Reliability, Scalability, and Maintainability
Before storage engines or consensus, define what the system must keep true while load grows, components fail, and humans keep changing the software.
The first design object is not the database. It is the promise: what must remain correct, fast enough, and changeable when hardware fails, traffic shifts, and the code evolves.
Reliability: correctness despite faults
A fault is one component misbehaving: a disk dies, a process pauses, a packet is lost, a deploy ships a bug, an operator clicks the wrong thing. A failure is when the system as a whole stops meeting its promise. Reliability work is the art of preventing faults from turning into failures.
That distinction matters. A reliable data system assumes faults are normal. It keeps durable logs before acknowledging writes, replicates state before a node disappears, uses idempotency so retries do not double-apply work, and exposes enough observability that humans can see partial failure before it becomes data corruption. The goal is not perfection. The goal is bounded blast radius and recoverability.
In ML infrastructure, the same idea appears as dataset lineage and model registry state. A failed transform should not silently produce a half-empty training set. A model promotion should either happen or not happen; it should not leave serving pointing at weights whose feature schema is from yesterday.

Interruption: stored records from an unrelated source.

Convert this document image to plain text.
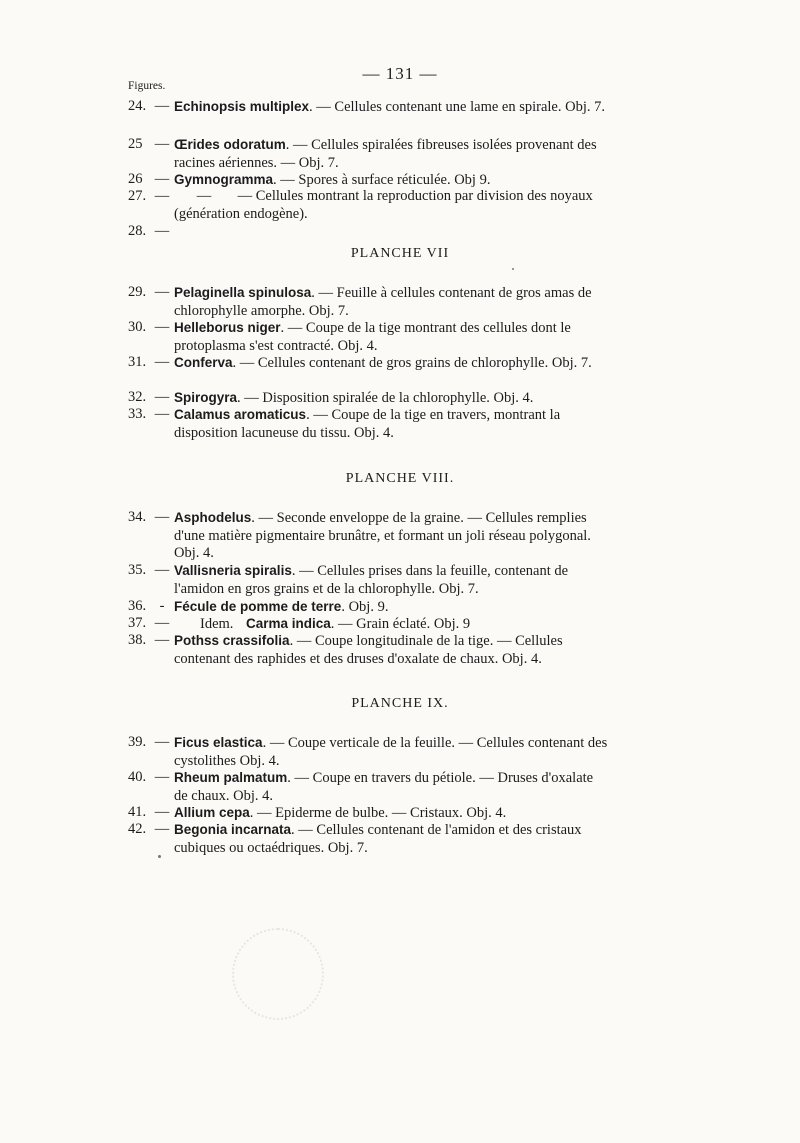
— 131 —
Figures.
24. — Echinopsis multiplex. — Cellules contenant une lame en spirale. Obj. 7.
25 — Œrides odoratum. — Cellules spiralées fibreuses isolées provenant des racines aériennes. — Obj. 7.
26 — Gymnogramma. — Spores à surface réticulée. Obj 9.
27. —	— — Cellules montrant la reproduction par division des noyaux (génération endogène).
28. —
PLANCHE VII
29. — Pelaginella spinulosa. — Feuille à cellules contenant de gros amas de chlorophylle amorphe. Obj. 7.
30. — Helleborus niger. — Coupe de la tige montrant des cellules dont le protoplasma s'est contracté. Obj. 4.
31. — Conferva. — Cellules contenant de gros grains de chlorophylle. Obj. 7.
32. — Spirogyra. — Disposition spiralée de la chlorophylle. Obj. 4.
33. — Calamus aromaticus. — Coupe de la tige en travers, montrant la disposition lacuneuse du tissu. Obj. 4.
PLANCHE VIII.
34. — Asphodelus. — Seconde enveloppe de la graine. — Cellules remplies d'une matière pigmentaire brunâtre, et formant un joli réseau polygonal. Obj. 4.
35. — Vallisneria spiralis. — Cellules prises dans la feuille, contenant de l'amidon en gros grains et de la chlorophylle. Obj. 7.
36. - Fécule de pomme de terre. Obj. 9.
37. — Idem.Carma indica. — Grain éclaté. Obj. 9
38. — Pothss crassifolia. — Coupe longitudinale de la tige. — Cellules contenant des raphides et des druses d'oxalate de chaux. Obj. 4.
PLANCHE IX.
39. — Ficus elastica. — Coupe verticale de la feuille. — Cellules contenant des cystolithes Obj. 4.
40. — Rheum palmatum. — Coupe en travers du pétiole. — Druses d'oxalate de chaux. Obj. 4.
41. — Allium cepa. — Epiderme de bulbe. — Cristaux. Obj. 4.
42. — Begonia incarnata. — Cellules contenant de l'amidon et des cristaux cubiques ou octaédriques. Obj. 7.
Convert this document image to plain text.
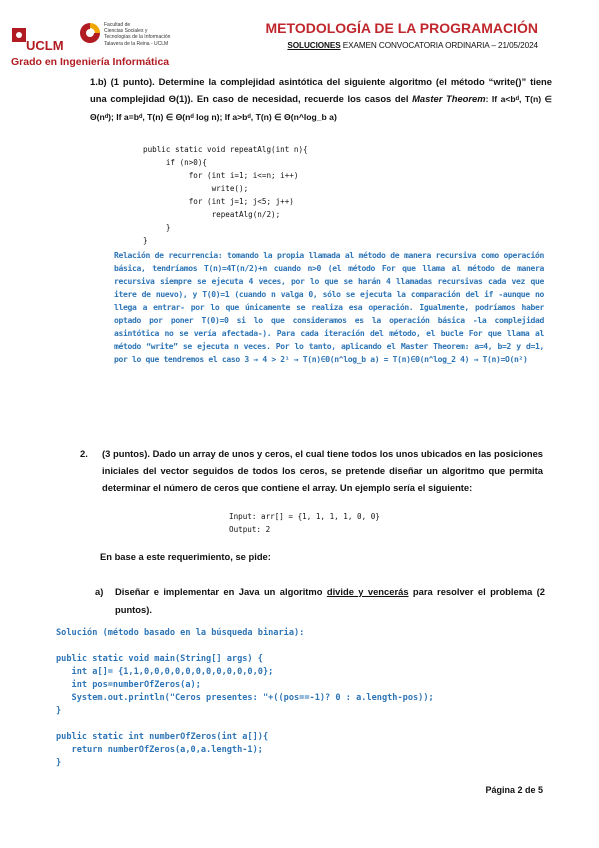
UCLM
Facultad de
Ciencias Sociales y
Tecnologías de la Información
Talavera de la Reina - UCLM
Grado en Ingeniería Informática
METODOLOGÍA DE LA PROGRAMACIÓN
SOLUCIONES EXAMEN CONVOCATORIA ORDINARIA – 21/05/2024
1.b) (1 punto). Determine la complejidad asintótica del siguiente algoritmo (el método “write()” tiene una complejidad Θ(1)). En caso de necesidad, recuerde los casos del Master Theorem: If a<bᵈ, T(n) ∈ Θ(nᵈ); If a=bᵈ, T(n) ∈ Θ(nᵈ log n); If a>bᵈ, T(n) ∈ Θ(n^log_b a)
public static void repeatAlg(int n){
if (n>0){
for (int i=1; i<=n; i++)
write();
for (int j=1; j<5; j++)
repeatAlg(n/2);
}
}
Relación de recurrencia: tomando la propia llamada al método de manera recursiva como operación básica, tendríamos T(n)=4T(n/2)+n cuando n>0 (el método For que llama al método de manera recursiva siempre se ejecuta 4 veces, por lo que se harán 4 llamadas recursivas cada vez que itere de nuevo), y T(0)=1 (cuando n valga 0, sólo se ejecuta la comparación del if -aunque no llega a entrar- por lo que únicamente se realiza esa operación. Igualmente, podríamos haber optado por poner T(0)=0 si lo que consideramos es la operación básica -la complejidad asintótica no se vería afectada-). Para cada iteración del método, el bucle For que llama al método “write” se ejecuta n veces. Por lo tanto, aplicando el Master Theorem: a=4, b=2 y d=1, por lo que tendremos el caso 3 → 4 > 2¹ → T(n)∈Θ(n^log_b a) = T(n)∈Θ(n^log_2 4) → T(n)=O(n²)
2. (3 puntos). Dado un array de unos y ceros, el cual tiene todos los unos ubicados en las posiciones iniciales del vector seguidos de todos los ceros, se pretende diseñar un algoritmo que permita determinar el número de ceros que contiene el array. Un ejemplo sería el siguiente:
Input: arr[] = {1, 1, 1, 1, 0, 0}
Output: 2
En base a este requerimiento, se pide:
a) Diseñar e implementar en Java un algoritmo divide y vencerás para resolver el problema (2 puntos).
Solución (método basado en la búsqueda binaria):

public static void main(String[] args) {
int a[]= {1,1,0,0,0,0,0,0,0,0,0,0,0,0};
int pos=numberOfZeros(a);
System.out.println("Ceros presentes: "+((pos==-1)? 0 : a.length-pos));
}

public static int numberOfZeros(int a[]){
return numberOfZeros(a,0,a.length-1);
}
Página 2 de 5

Scalability: describe load before solving it
Scalability is meaningless until load is described. Use concrete quantities: requests per second, writes per second, active users, records per day, bytes per record, fan-out per request, model invocations per event, tokens per second, and freshness SLA. The same QPS can be trivial or brutal depending on whether a request touches one row, 500 followees, or a billion-vector ANN index.
Then describe performance in percentiles, not averages. A recommender feed with 80 ms median but 5 second p99 feels broken. A stream processor with good average lag but hour-long tail lag creates stale features for the users who matter most. Tail latency is where fan-out, queues, GC pauses, and overloaded partitions reveal themselves.
Queueing is the first place scalability becomes nonlinear. As utilization approaches 100%, waiting time explodes because each new request has fewer idle gaps to land in. That is why a system can look fine at 50% load and fall apart at 90% without any single request getting more expensive. SLO design therefore names both the percentile target and the operating headroom: p99 under 200 ms at 60% normal utilization is a different promise from p99 under 200 ms while saturated.
Only after load and performance are named should mechanisms appear: caches for repeated reads, indexes for selective reads, partitions for data volume, replicas for read scale and availability, queues for burst absorption, batch processing for bounded recomputation, streams for freshness.
Maintainability: the cost humans pay
Maintainability is not softer than scalability. It is the property that decides whether the system can keep changing without collapsing under its own special cases. Three subproperties matter: operability, simplicity, and evolvability.
Operability means people can understand what the system is doing: dashboards, logs, runbooks, backfills, replay, and clear ownership. Simplicity means the design has fewer states than the team must reason about. A distributed transaction protocol may protect an invariant, but it also creates stuck coordinator states. Evolvability means schemas, APIs, encodings, and derived views can change while old and new code coexist.
The recurring trade-off: a design can buy scale by adding copies and asynchronous workflows, but every copy is another thing that can be stale, broken, or forgotten during migration. Maintainability asks whether the team can operate the design on a bad Tuesday.
Trade-offs
| Choice | Buys | Costs |
|---|---|---|
| Single-node relational database | Simple operations, strong local transactions | Scale and availability eventually hit one-machine limits |
| Cache | Lowers read latency and database load | Creates a second copy that can be stale or invalidated incorrectly |
| Queue / log | Absorbs bursts and decouples producers from consumers | Moves failure to lag, duplicates, replays, and poison messages |
| Microservices with independent stores | Team autonomy and per-service scaling | Cross-service correctness, schema evolution, and observability get harder |
You should be able to name the contract this mechanism offers, the workload or invariant that justifies it, and the bill it sends somewhere else: read latency, write latency, storage, availability, freshness, or operational complexity.
If you optimize for scalability without reliability, you get fast corruption. If you optimize for reliability without maintainability, you get a system nobody dares change. If you optimize for maintainability without measuring load, you may beautifully operate the wrong bottleneck.
Design prompts
- Describe load for a feature store serving 20k requests/sec. What is the unit of load?
- A cache lowers p50 latency but p99 gets worse. Name two possible causes.
- What is the smallest reliable design for a model registry promotion workflow?